Civilized Meditation thematisiert in verschiedenen Phasen den immer stärker werdenden Verlustdes Seelenraumes bis hin in unsere heutige Ära, in der die Menschen aufgrund ihrer “Raumstress-Symptome”(1) nicht mehr wissen, “wie und wo sie wohnen, mit wem sie zusammengehören, in welchen Formaten sie kommunizieren”(1).
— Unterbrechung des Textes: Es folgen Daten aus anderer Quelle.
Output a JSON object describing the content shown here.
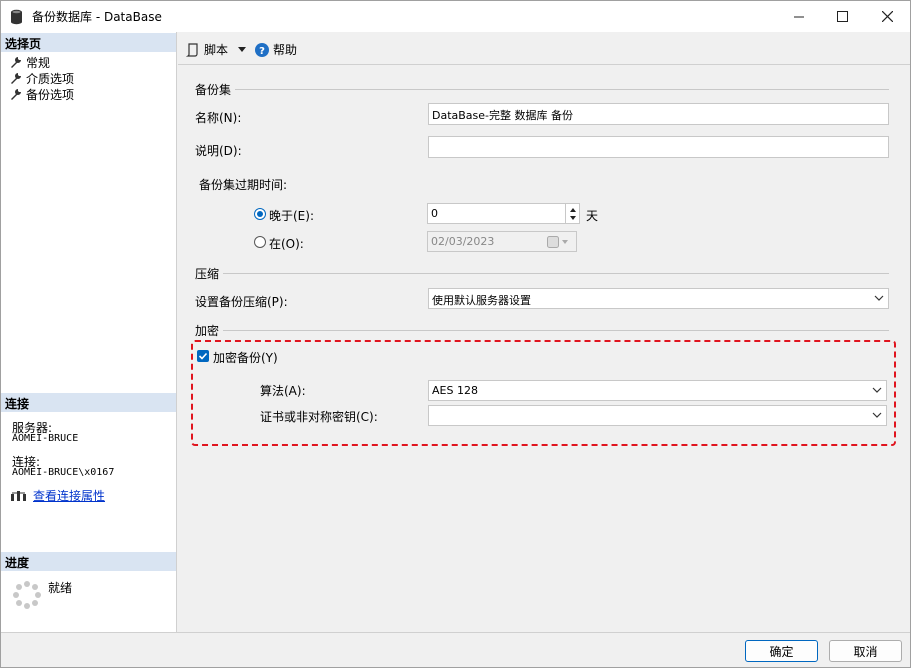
{
  "window": {
    "title": "备份数据库 - DataBase"
  },
  "left": {
    "select_page_header": "选择页",
    "pages": [
      "常规",
      "介质选项",
      "备份选项"
    ],
    "connection_header": "连接",
    "server_label": "服务器:",
    "server_value": "AOMEI-BRUCE",
    "connection_label": "连接:",
    "connection_value": "AOMEI-BRUCE\\x0167",
    "view_props_link": "查看连接属性",
    "progress_header": "进度",
    "progress_status": "就绪"
  },
  "toolbar": {
    "script_label": "脚本",
    "help_label": "帮助"
  },
  "backup_set": {
    "group_label": "备份集",
    "name_label": "名称(N):",
    "name_value": "DataBase-完整 数据库 备份",
    "desc_label": "说明(D):",
    "desc_value": "",
    "expire_label": "备份集过期时间:",
    "after_label": "晚于(E):",
    "after_value": "0",
    "days_label": "天",
    "on_label": "在(O):",
    "on_value": "02/03/2023"
  },
  "compression": {
    "group_label": "压缩",
    "set_label": "设置备份压缩(P):",
    "set_value": "使用默认服务器设置"
  },
  "encryption": {
    "group_label": "加密",
    "encrypt_label": "加密备份(Y)",
    "encrypt_checked": true,
    "algorithm_label": "算法(A):",
    "algorithm_value": "AES 128",
    "cert_label": "证书或非对称密钥(C):",
    "cert_value": ""
  },
  "footer": {
    "ok_label": "确定",
    "cancel_label": "取消"
  },
  "colors": {
    "accent": "#0067c0",
    "highlight_border": "#e0141e",
    "section_header": "#d9e4f2"
  }
}
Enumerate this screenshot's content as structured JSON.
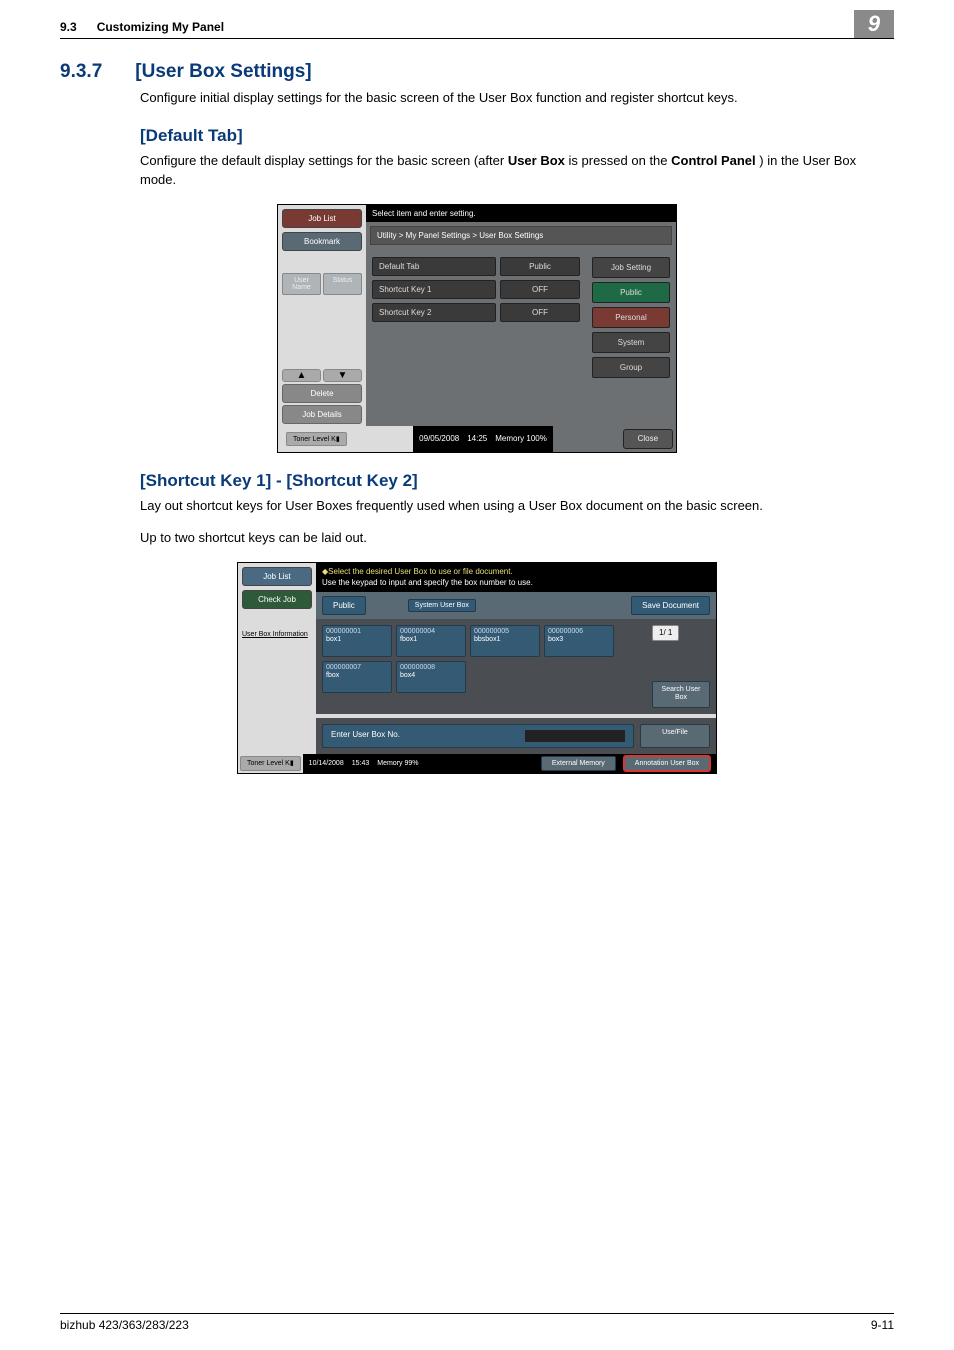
{
  "header": {
    "sec": "9.3",
    "secname": "Customizing My Panel",
    "badge": "9"
  },
  "s937": {
    "num": "9.3.7",
    "title": "[User Box Settings]",
    "intro": "Configure initial display settings for the basic screen of the User Box function and register shortcut keys."
  },
  "default_tab": {
    "title": "[Default Tab]",
    "body_before": "Configure the default display settings for the basic screen (after ",
    "bold1": "User Box",
    "body_mid": " is pressed on the ",
    "bold2": "Control Panel",
    "body_after": ") in the User Box mode."
  },
  "dev1": {
    "jobList": "Job List",
    "bookmark": "Bookmark",
    "userName": "User Name",
    "status": "Status",
    "delete": "Delete",
    "jobDetails": "Job Details",
    "tonerLevel": "Toner Level",
    "msg": "Select item and enter setting.",
    "crumb": "Utility > My Panel Settings > User Box Settings",
    "rows": [
      {
        "k": "Default Tab",
        "v": "Public"
      },
      {
        "k": "Shortcut Key 1",
        "v": "OFF"
      },
      {
        "k": "Shortcut Key 2",
        "v": "OFF"
      }
    ],
    "right": {
      "jobSetting": "Job Setting",
      "public": "Public",
      "personal": "Personal",
      "system": "System",
      "group": "Group"
    },
    "date": "09/05/2008",
    "time": "14:25",
    "memLabel": "Memory",
    "mem": "100%",
    "close": "Close"
  },
  "shortcut": {
    "title": "[Shortcut Key 1] - [Shortcut Key 2]",
    "p1": "Lay out shortcut keys for User Boxes frequently used when using a User Box document on the basic screen.",
    "p2": "Up to two shortcut keys can be laid out."
  },
  "dev2": {
    "jobList": "Job List",
    "checkJob": "Check Job",
    "userBoxInfo": "User Box Information",
    "msg1": "Select the desired User Box to use or file document.",
    "msg2": "Use the keypad to input and specify the box number to use.",
    "tabs": {
      "public": "Public",
      "system": "System User Box",
      "save": "Save Document"
    },
    "boxes": [
      {
        "id": "000000001",
        "name": "box1"
      },
      {
        "id": "000000004",
        "name": "fbox1"
      },
      {
        "id": "000000005",
        "name": "bbsbox1"
      },
      {
        "id": "000000006",
        "name": "box3"
      },
      {
        "id": "000000007",
        "name": "fbox"
      },
      {
        "id": "000000008",
        "name": "box4"
      }
    ],
    "page": "1/ 1",
    "search": "Search User Box",
    "enterBoxNo": "Enter User Box No.",
    "useFile": "Use/File",
    "tonerLevel": "Toner Level",
    "date": "10/14/2008",
    "time": "15:43",
    "memLabel": "Memory",
    "mem": "99%",
    "extMem": "External Memory",
    "annot": "Annotation User Box"
  },
  "footer": {
    "left": "bizhub 423/363/283/223",
    "right": "9-11"
  }
}
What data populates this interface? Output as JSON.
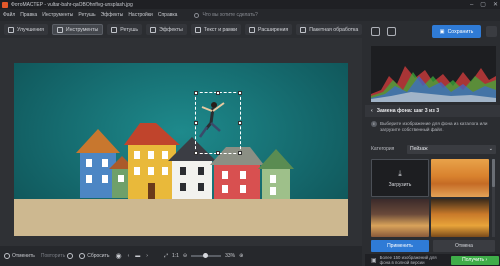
{
  "window": {
    "title": "ФотоМАСТЕР - vultar-bahr-qaOBOhnflvg-unsplash.jpg",
    "min_icon": "minimize-icon",
    "max_icon": "maximize-icon",
    "close_icon": "close-icon"
  },
  "menu": {
    "items": [
      "Файл",
      "Правка",
      "Инструменты",
      "Ретушь",
      "Эффекты",
      "Настройки",
      "Справка"
    ],
    "search_placeholder": "Что вы хотите сделать?"
  },
  "toolbar": {
    "items": [
      {
        "label": "Улучшения",
        "icon": "sliders-icon"
      },
      {
        "label": "Инструменты",
        "icon": "crop-icon",
        "active": true
      },
      {
        "label": "Ретушь",
        "icon": "brush-icon"
      },
      {
        "label": "Эффекты",
        "icon": "effects-icon"
      },
      {
        "label": "Текст и рамки",
        "icon": "text-icon"
      },
      {
        "label": "Расширения",
        "icon": "plus-icon"
      },
      {
        "label": "Пакетная обработка",
        "icon": "batch-icon"
      }
    ]
  },
  "right_panel": {
    "save_label": "Сохранить",
    "step_title": "Замена фона: шаг 3 из 3",
    "info_text": "Выберите изображение для фона из каталога или загрузите собственный файл.",
    "category_label": "Категория",
    "category_value": "Пейзаж",
    "upload_label": "Загрузить",
    "apply_label": "Применить",
    "cancel_label": "Отмена",
    "promo_text": "Более 150 изображений для фона в полной версии",
    "buy_label": "Получить"
  },
  "bottom_bar": {
    "undo_label": "Отменить",
    "redo_label": "Повторить",
    "reset_label": "Сбросить",
    "ratio_label": "1:1",
    "zoom_value": "33%"
  }
}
Konsequent setzt der Künstler mit der Darstellung der zerbrechlichsten der menschlichen Intimformen an: wie kommt der Mensch zur Welt, wie bringt er Welt hervor – was, wenn das Gehirn nach der Herrschaft über das Gehirn greift – und schließlich: Wo findet der Mensch sich selbst vor? Prismen- und kaleidoskopartig collagiert Günther Dokumentarbilder aus Nachrichten und Wissenschaftssendungen mit eigenen, persönlichen Videoaufnahmen und bettet sie in übergeordnete Symbolkreise von Geburt und Tod.

Jeder Teil seines Videogemäldes hat verschiedene Zeitzonen und Erlebnisgeschwindigkeiten. Eine Wahrnehmungsdrehung genügt, dass Tage, Wochen und Jahre als Losigkeiten in mehrfachgebrochenen Ereignisräumen zusammenfließen, bis der Betrachterstandort,nicht zuletzt durch simulierte Bildstörungen, zu schwanken beginnt.

Der letzte Teil dieser Arbeit, The Return of Responsibility , ist ganz der Stille und dem inneren Erleben gewidmet und mutet an wie die Essenz des Günther’schen Gesamtwerkes. Aufnahmen von Himmel und Erde, Mensch und Natur durchdringen sich in einer derartigen Intensität, dass der Eindruck entsteht, die digitalen Bilder seien durch den Filter von Mark Rothkos Malerei gegangen. In Divergenz zu einem sich in Gleichzeitigkeiten auflösenden Zeitbewusstsein, wird Zeit hier als “Intensität”(2) erlebt.